Claasen told the court that normally when a person applies for a new passport, the old passport is taken in.

“What is strange is that the old passport has not yet expired but he is in possession of a new one,” Claasen said.

Claasen said that by face value he could say that the passports, including the visa were authentic, however, he suggested that the original documentation be handed over so that he could do the necessary checks for verification.

“I can’t check security features on a copy I need the originals.”

Claasen also told the court that it was possible to verify, through the South African embassy, the allegation that the pastor had been arrested for fraud in the United Kingdom and deported to South Africa after European authorities found his travel documentation to be falsified.

By way of affidavit the father of three has vehemently denied this allegation made by the Directorate for Priority Crime Investigation (known as the Hawks).

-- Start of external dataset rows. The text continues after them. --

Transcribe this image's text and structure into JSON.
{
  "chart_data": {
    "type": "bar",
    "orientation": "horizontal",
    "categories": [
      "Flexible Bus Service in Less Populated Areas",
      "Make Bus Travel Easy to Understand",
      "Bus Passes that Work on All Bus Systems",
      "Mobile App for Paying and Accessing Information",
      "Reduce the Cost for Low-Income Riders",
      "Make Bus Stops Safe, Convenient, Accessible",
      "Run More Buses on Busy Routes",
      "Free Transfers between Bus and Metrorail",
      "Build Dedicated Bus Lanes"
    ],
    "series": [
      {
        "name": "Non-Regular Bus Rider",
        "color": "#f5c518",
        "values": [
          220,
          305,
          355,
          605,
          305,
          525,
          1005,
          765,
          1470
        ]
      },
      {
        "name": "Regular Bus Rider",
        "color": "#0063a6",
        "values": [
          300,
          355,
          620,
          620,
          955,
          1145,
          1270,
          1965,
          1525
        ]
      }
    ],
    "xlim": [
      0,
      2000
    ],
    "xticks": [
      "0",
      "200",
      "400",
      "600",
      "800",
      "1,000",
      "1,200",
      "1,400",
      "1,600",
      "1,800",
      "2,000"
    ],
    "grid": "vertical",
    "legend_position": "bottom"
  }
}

Advocate Alfonso Hattingh, for the defence dug into this.

“What hope is there? The allegation that he was arrested in the UK and deported in 2000. He has Nigerian citizenship, how was he deported from the UK to [South Africa]? Keep it in mind when doing your investigation.”

The State believes that the pastor is a flight risk and will interfere with witnesses if released on bail. The investigating officer, warrant officer Peter Plaatjies, previously told the court that investigators were unable to obtain his two passports and work permit despite several attempts.

The pastor, who is based in Durban, is alleged to have trafficked more than 30 girls and women who were from various branches of his church countrywide. He allegedly took the girls to a house in Umhlanga, in KwaZulu Natal, where he sexually exploited them.

According to the testimony of Plaatjies, senior members of the church would recruit “vulnerable” girls between 13 and 15 and lure them into performing sexual acts with the pastor. Following a foiled attempt to effect an arrest in Bloemfontein over the Easter weekend, the televangelist was arrested by the Hawks on April 20, at the Port Elizabeth airport and has been in custody ever since.

By way of affidavit, the pastor has vehemently denied allegations of sex with naked girls.

The 58-year-old father is facing 22 counts of human trafficking and sexual assault.

The bail hearing was postponed to May 12, for the Department of Home Affairs to verify the pastor’s travel documentation.